2. City Administrator Don Martin presented a proposal assembled by the Public Works Committee regarding the 2013 Street Resurfacing Program. This report focused primarily on estimating the cost of repaving Clover Ridge and a few adjoining areas. The committee estimated a cost nearing $440,000 to repave the blacktop, renovate damaged stretches of sidewalk, curb and driveway aprons, and to address pending drainage repairs at lower Rossford.
Administrator Martin also mentioned a plan for a turn lane where Clover Ridge meets Memorial Parkway, in order to allow for smoother flow of traffic. Mayor Mary Brown questioned the need for such repairs, to which Councilman Roger Peterman responded that the stretch of road had not seen significant repair in nearly 20 years.

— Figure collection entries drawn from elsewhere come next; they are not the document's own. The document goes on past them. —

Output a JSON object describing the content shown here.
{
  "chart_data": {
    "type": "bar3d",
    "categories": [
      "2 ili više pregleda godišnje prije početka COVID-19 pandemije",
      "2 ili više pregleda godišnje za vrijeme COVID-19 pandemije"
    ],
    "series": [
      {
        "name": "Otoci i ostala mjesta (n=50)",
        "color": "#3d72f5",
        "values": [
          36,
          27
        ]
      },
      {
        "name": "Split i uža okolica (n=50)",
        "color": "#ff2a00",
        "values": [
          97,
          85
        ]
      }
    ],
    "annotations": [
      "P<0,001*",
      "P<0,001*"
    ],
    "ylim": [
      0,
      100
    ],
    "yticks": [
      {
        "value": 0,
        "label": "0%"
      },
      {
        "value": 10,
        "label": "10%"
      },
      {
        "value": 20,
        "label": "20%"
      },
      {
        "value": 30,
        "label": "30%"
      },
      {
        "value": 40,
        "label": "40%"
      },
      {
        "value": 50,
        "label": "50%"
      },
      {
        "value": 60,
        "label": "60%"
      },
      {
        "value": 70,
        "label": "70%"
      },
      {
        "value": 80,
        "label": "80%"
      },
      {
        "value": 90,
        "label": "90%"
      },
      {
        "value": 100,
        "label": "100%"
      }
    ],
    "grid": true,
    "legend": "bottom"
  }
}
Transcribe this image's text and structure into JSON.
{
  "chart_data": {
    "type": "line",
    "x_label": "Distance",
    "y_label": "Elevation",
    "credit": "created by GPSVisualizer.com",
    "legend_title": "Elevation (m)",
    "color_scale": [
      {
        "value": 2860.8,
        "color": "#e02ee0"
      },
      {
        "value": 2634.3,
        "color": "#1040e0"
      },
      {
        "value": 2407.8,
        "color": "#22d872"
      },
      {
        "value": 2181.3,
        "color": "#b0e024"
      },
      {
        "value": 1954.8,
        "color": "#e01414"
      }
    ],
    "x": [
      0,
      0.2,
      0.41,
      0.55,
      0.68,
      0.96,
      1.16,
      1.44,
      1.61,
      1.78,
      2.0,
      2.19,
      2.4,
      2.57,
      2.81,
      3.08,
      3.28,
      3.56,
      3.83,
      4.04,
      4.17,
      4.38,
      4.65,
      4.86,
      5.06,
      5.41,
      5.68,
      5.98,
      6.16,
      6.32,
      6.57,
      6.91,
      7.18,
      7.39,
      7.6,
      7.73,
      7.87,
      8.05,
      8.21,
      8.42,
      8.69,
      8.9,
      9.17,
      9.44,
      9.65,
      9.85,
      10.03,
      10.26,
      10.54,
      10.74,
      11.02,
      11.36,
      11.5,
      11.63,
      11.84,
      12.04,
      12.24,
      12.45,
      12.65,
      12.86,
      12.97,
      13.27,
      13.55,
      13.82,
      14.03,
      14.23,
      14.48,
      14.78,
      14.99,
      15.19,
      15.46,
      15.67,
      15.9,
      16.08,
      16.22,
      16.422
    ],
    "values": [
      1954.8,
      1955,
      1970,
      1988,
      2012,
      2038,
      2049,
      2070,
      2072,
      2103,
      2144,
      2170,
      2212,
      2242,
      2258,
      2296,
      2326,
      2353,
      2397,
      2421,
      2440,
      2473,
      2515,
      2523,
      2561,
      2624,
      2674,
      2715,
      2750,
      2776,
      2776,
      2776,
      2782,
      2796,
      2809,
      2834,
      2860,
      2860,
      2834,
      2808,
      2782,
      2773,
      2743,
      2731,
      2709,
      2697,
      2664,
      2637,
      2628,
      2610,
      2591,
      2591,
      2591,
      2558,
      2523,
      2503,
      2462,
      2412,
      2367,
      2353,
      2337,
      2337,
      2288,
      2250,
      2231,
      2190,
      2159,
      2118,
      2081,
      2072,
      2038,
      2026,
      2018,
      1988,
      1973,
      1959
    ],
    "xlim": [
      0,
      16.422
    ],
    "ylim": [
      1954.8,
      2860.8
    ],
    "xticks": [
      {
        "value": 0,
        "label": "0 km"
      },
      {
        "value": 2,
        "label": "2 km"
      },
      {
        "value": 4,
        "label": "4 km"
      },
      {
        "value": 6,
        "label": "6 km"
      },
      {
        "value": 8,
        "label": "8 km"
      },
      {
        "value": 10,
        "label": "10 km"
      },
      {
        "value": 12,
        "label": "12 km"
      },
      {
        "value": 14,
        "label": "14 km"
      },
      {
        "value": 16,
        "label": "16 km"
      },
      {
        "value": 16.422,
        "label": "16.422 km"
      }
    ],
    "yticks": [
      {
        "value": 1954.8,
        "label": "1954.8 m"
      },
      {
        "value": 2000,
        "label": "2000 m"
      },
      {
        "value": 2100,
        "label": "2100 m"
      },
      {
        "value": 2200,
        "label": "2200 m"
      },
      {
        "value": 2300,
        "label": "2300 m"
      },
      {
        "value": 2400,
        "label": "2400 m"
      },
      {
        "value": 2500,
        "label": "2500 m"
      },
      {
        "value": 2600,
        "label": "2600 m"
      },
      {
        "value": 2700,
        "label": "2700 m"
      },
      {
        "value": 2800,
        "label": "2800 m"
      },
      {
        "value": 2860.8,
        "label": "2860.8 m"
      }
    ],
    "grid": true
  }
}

Councilman Eric Haas, Chair of the Public Works Committee, added that these repairs address underlying, underground causes of road decay, and he applauded Fort Thomas residents’ continued involvement in reporting such issues. The Council voted to approve the Committee’s proposal.
3. Council also discussed planned improvements to Highland Park’s baseball field. The City intends to partner with HHS Athletic Boosters and the District 22 Knothole league in constructing a bigger storage shed to sit adjacent to the baseball field, to be used by both organizations for storing equipment.
Administrator Martin described the partnership between the City and these organizations as mutually beneficial to all parties. Construction is planned to begin in April.
4. The city is again in talks with engineering and environmental firms to figure out what bid will make sense for developers to come into rehab the VA homes once again.
5. Council concluded the meeting with the reading of three ordinances, one of which is noteworthy.
Council read an amendment to the Prohibited Activities on Park Property Ordinance. The amendment states that commercial advertising is now permissible on park property with City approval, and that the sale of alcoholic beverages is now permissible on park property, also contingent on City approval.
So... maybe the HHS Boosters can start generating more revenue by selling beers at home baseball games. They’ll just need to be sure to install some taps and refrigerators in that new storage shed.